4. The most important rule of eBay: If you can get it anywhere else -- get it there.
For all the reasons stated above (poor quality, fraud, stolen goods, outrageous "fees." little or no customer service. high prices), t just isn't worth using eBay anymore. I've been ripped off as both buyer and seller one too many times. As my gran would say - pshaw!
It pays to scour the web and local shops for deals on new stuff. I recently found a local reseller offering 2TB Western Digital oem SATA drives for $150. Used stuff i seek and sell on the local Craig's list.

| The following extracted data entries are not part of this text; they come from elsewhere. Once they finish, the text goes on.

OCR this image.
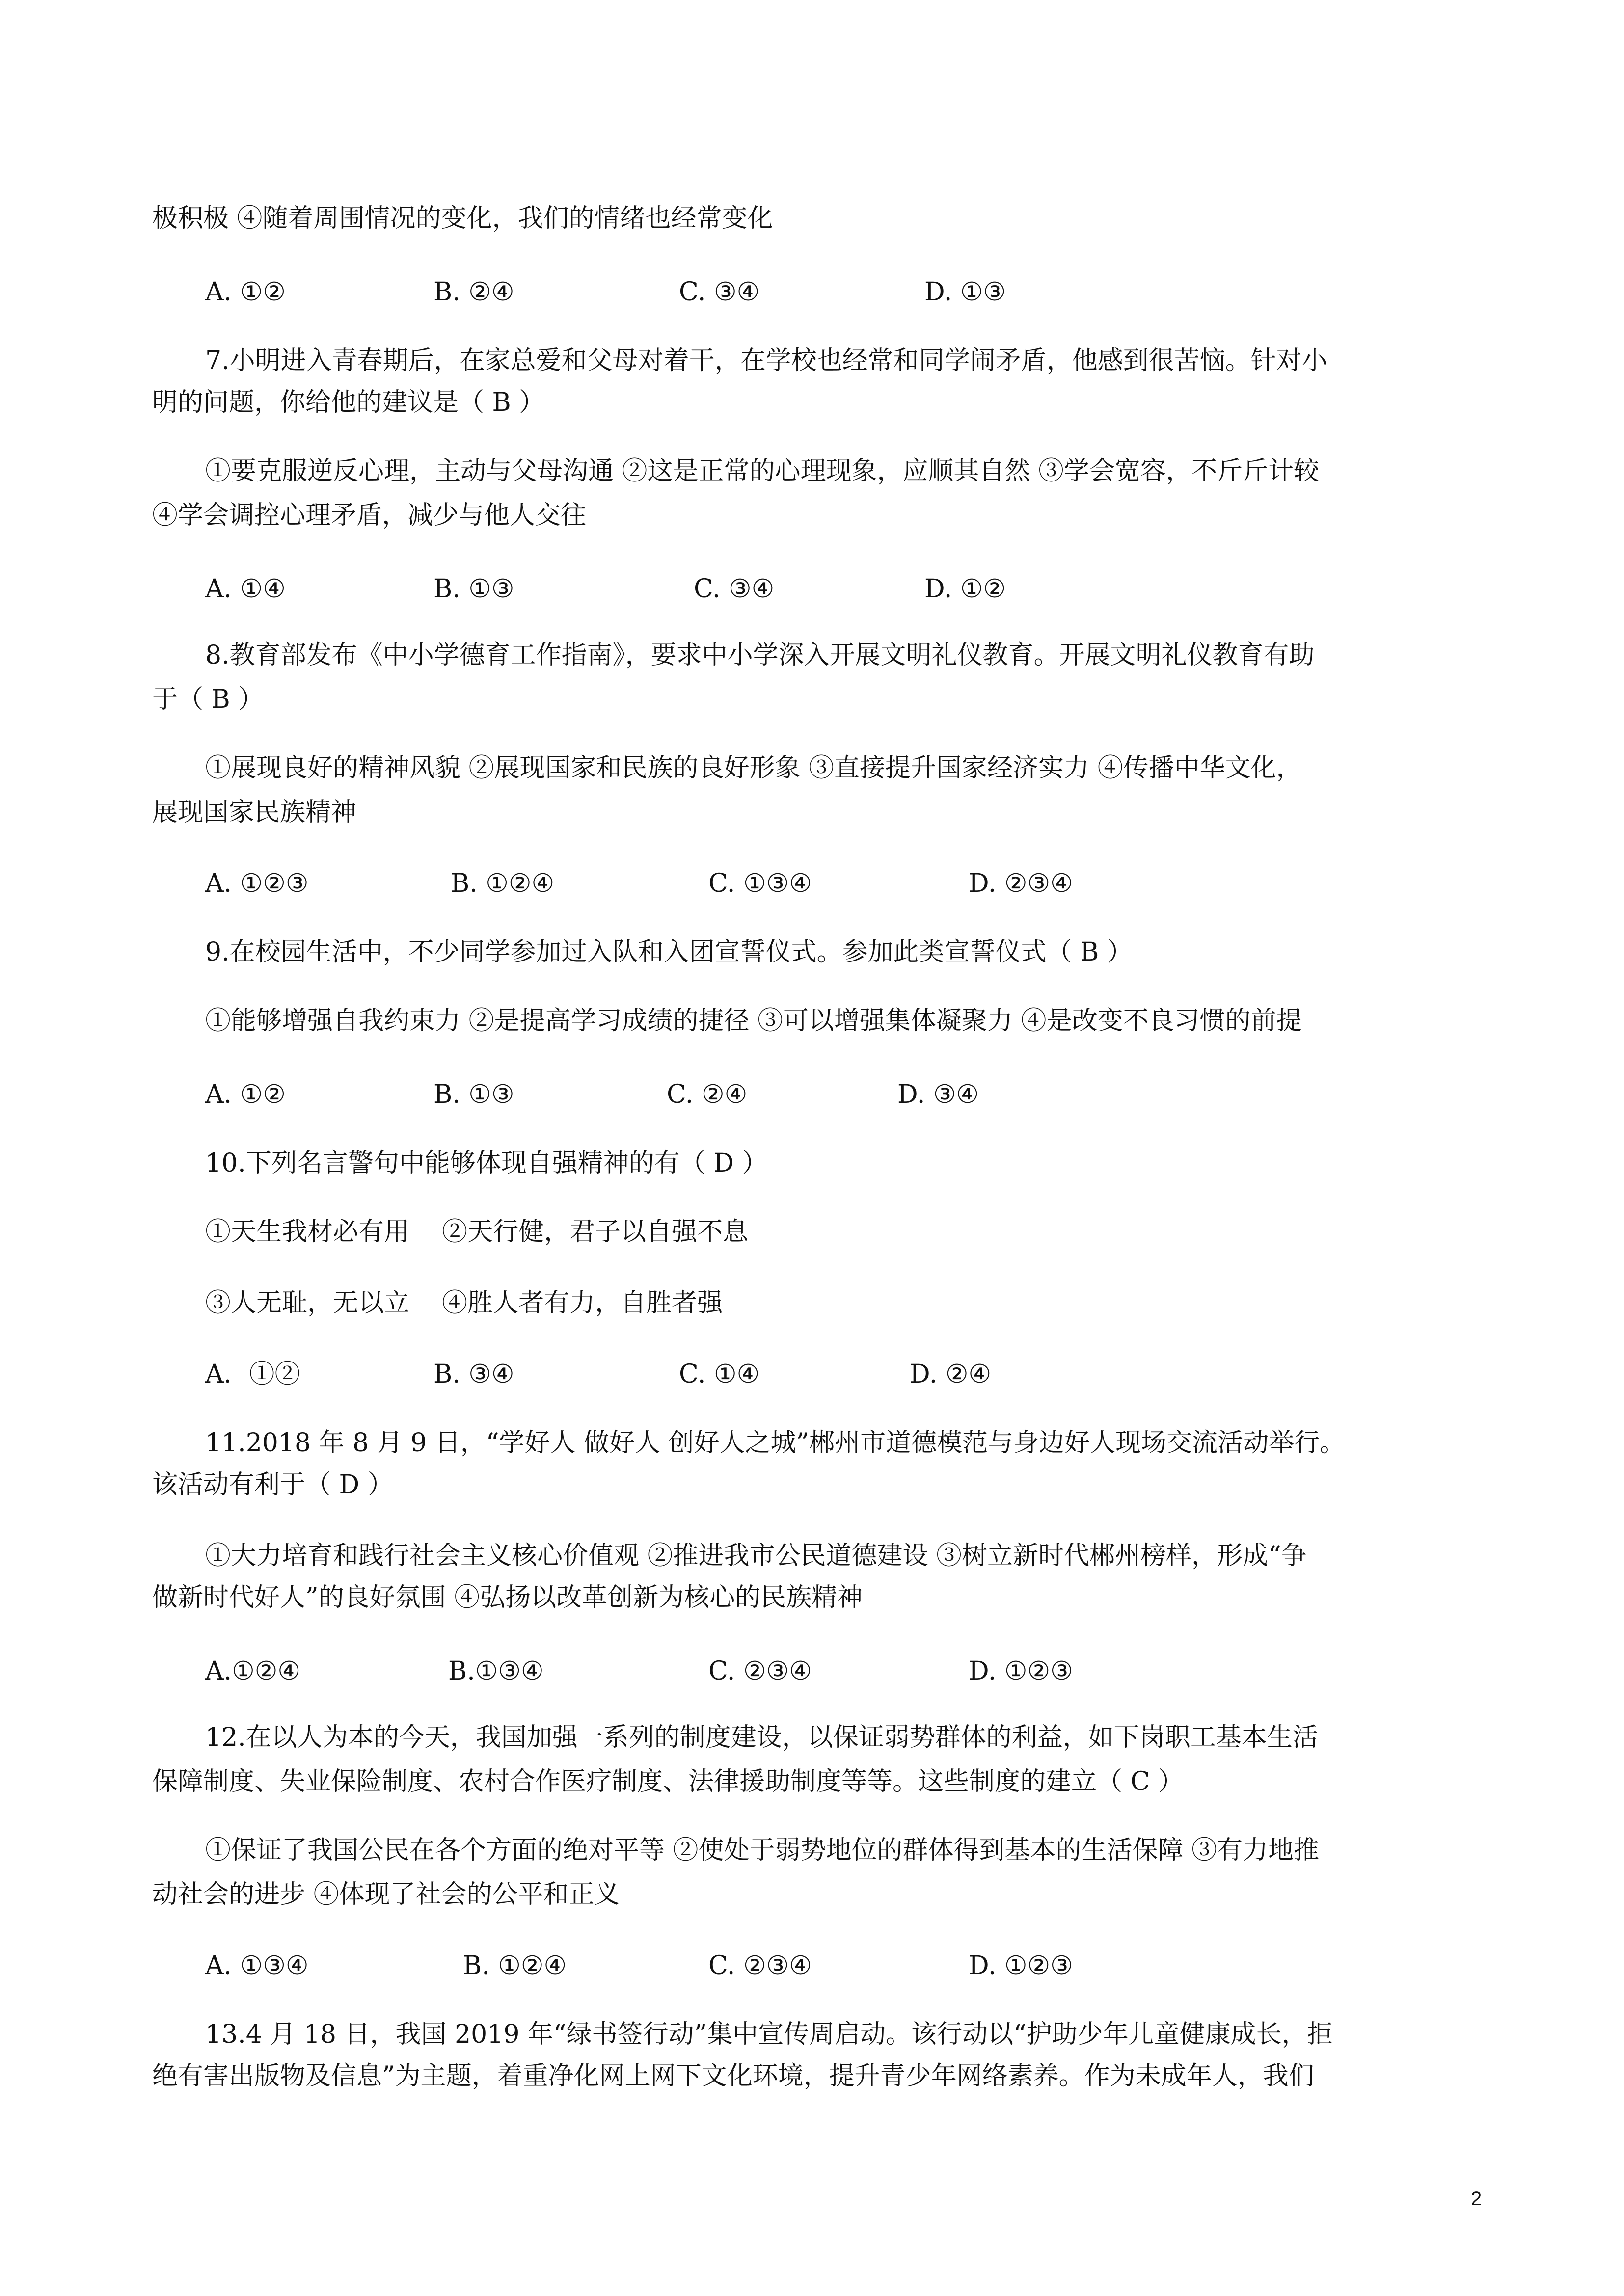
极积极 ④随着周围情况的变化，我们的情绪也经常变化
A. ①②	B. ②④	C. ③④	D. ①③
7.小明进入青春期后，在家总爱和父母对着干，在学校也经常和同学闹矛盾，他感到很苦恼。针对小
明的问题，你给他的建议是（ B ）
①要克服逆反心理，主动与父母沟通 ②这是正常的心理现象，应顺其自然 ③学会宽容，不斤斤计较
④学会调控心理矛盾，减少与他人交往
A. ①④	B. ①③	C. ③④	D. ①②
8.教育部发布《中小学德育工作指南》，要求中小学深入开展文明礼仪教育。开展文明礼仪教育有助
于（ B ）
①展现良好的精神风貌 ②展现国家和民族的良好形象 ③直接提升国家经济实力 ④传播中华文化，
展现国家民族精神
A. ①②③	B. ①②④	C. ①③④	D. ②③④
9.在校园生活中，不少同学参加过入队和入团宣誓仪式。参加此类宣誓仪式（ B ）
①能够增强自我约束力 ②是提高学习成绩的捷径 ③可以增强集体凝聚力 ④是改变不良习惯的前提
A. ①②	B. ①③	C. ②④	D. ③④
10.下列名言警句中能够体现自强精神的有（ D ）
①天生我材必有用    ②天行健，君子以自强不息
③人无耻，无以立    ④胜人者有力，自胜者强
A．①②	B. ③④	C. ①④	D. ②④
11.2018 年 8 月 9 日，“学好人 做好人 创好人之城”郴州市道德模范与身边好人现场交流活动举行。
该活动有利于（ D ）
①大力培育和践行社会主义核心价值观 ②推进我市公民道德建设 ③树立新时代郴州榜样，形成“争
做新时代好人”的良好氛围 ④弘扬以改革创新为核心的民族精神
A.①②④	B.①③④	C. ②③④	D. ①②③
12.在以人为本的今天，我国加强一系列的制度建设，以保证弱势群体的利益，如下岗职工基本生活
保障制度、失业保险制度、农村合作医疗制度、法律援助制度等等。这些制度的建立（ C ）
①保证了我国公民在各个方面的绝对平等 ②使处于弱势地位的群体得到基本的生活保障 ③有力地推
动社会的进步 ④体现了社会的公平和正义
A. ①③④	B. ①②④	C. ②③④	D. ①②③
13.4 月 18 日，我国 2019 年“绿书签行动”集中宣传周启动。该行动以“护助少年儿童健康成长，拒
绝有害出版物及信息”为主题，着重净化网上网下文化环境，提升青少年网络素养。作为未成年人，我们
2
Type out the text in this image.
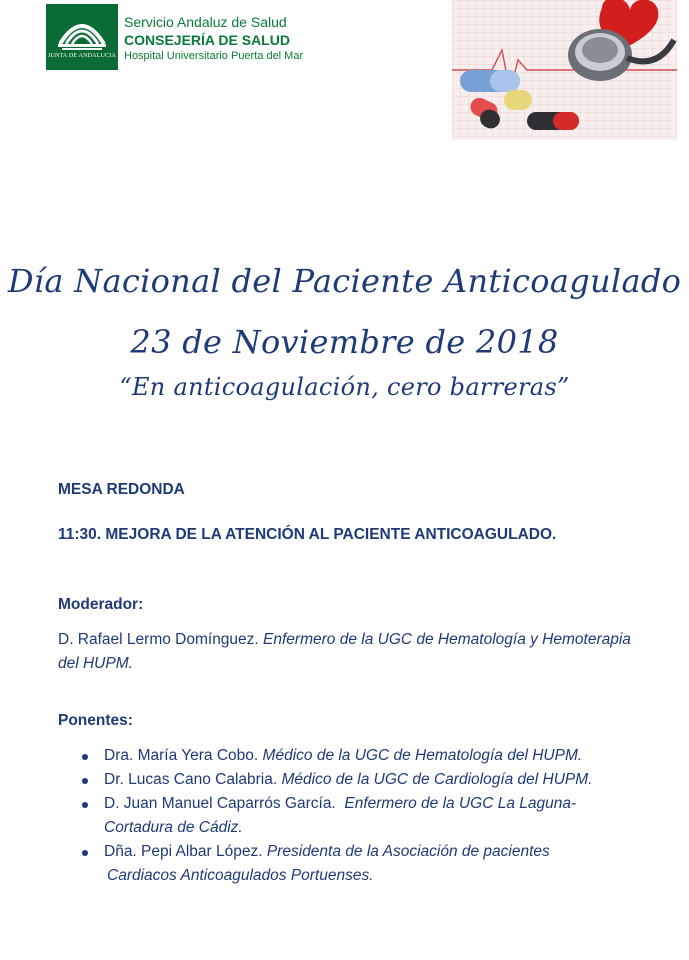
JUNTA DE ANDALUCIA
Servicio Andaluz de Salud
CONSEJERÍA DE SALUD
Hospital Universitario Puerta del Mar
Día Nacional del Paciente Anticoagulado
23 de Noviembre de 2018
“En anticoagulación, cero barreras”
MESA REDONDA
11:30. MEJORA DE LA ATENCIÓN AL PACIENTE ANTICOAGULADO.
Moderador:
D. Rafael Lermo Domínguez. Enfermero de la UGC de Hematología y Hemoterapia
del HUPM.
Ponentes:
Dra. María Yera Cobo. Médico de la UGC de Hematología del HUPM.
Dr. Lucas Cano Calabria. Médico de la UGC de Cardiología del HUPM.
D. Juan Manuel Caparrós García. Enfermero de la UGC La Laguna-
Cortadura de Cádiz.
Dña. Pepi Albar López. Presidenta de la Asociación de pacientes
Cardiacos Anticoagulados Portuenses.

This gives me the chance to examine the goods and run the serial to see if it is used, stolen, etc.
Ebay is so twentieth century.
Its been the case for several years (maybe longer) that for example a lot of PC memory went for more on eBay than it cost from online shops WITH a Warantee. BUT when you wanted older parts that no-one can be bothered to sell - or that get rapidly "unsold" - eBay IS the only place to go.
Need memory for that old motherboard? Broken the VHS you use to watch the 1000 tapes you collected in the previous decade? - almost no other choice than eBay. I sold off my Dad's old (circa 70s & 80s) hi-fi for him - people rushed to buy as it had a proper record deck AND you couldn't match the quality later than the mid-eighties.
@spectacularly refined chap and AC
I have purchased many things from Chinese and HK sellers without issues. My last large purchase was a new 135mm Nikon lens, the fellow had at the time of purchase a positive feedback of 22 thousand. Service was first rate. The lens arrived in 5 days by Fedex. The store name is Chinaarts if the mods will let this through.
I use ebay to purchase goods that "don't exist" in the local chain.
I live in a small city (1 million population) in a fairly developed country (japan) but not a single decent pc store to be found here. Graphics cards are at least 50% more expensive than in US/European shops if you can find something you want.
So for me being able to just look for what I need on ebay without having to deal with sales people in a shop that try to sell you a PXI express card when you ask for AGP is perfect for me.
Of course buying something on ebay is always a risk and it is a fact that ebay will do nothing (except to ignore you) when you have a problem.
Got something too bulky / too heavy to post? Don't want to risk possible damage in transit? Well then, go to eBay, and be mindful of the following:
1) You must offer PayPal (which is owned by eBay.) No ifs. No buts. That way, eBay can rip you off for the listing fee and for the sales commission, and eBay-owned PayPal can then rip you off for the commission charged on the compulsory credit transaction.
2) You must not ask for payment in cash on collection. Your listing will be banned by eBay.
3) You must have proof of posting of any item to the buyer's PayPal verified address otherwise PayPal won't cover you in the event of a fraudulent charge-back.
4) So you refrain from asking for cash, you agree to let your buyer pay via PayPal, your item is taken away, eBay hits you with listing fee + sales commission, PayPal hits you with transaction commission, your buyer claims the item was never received, you have no proof of postage because the item was collected, PayPal immediately refunds the buyer and you've just lost not only your property but the money that was 'paid' for it.
Question: how do you sell something without being left open to paying out large sums to a tacky American conglomerate and being defrauded as well?
Answer: keep well clear of eBay, the online auction site for eMorons everywhere.
It shouldn't even be allowed to operate in the UK considering the illegality of its unfair terms and conditions (as per above.)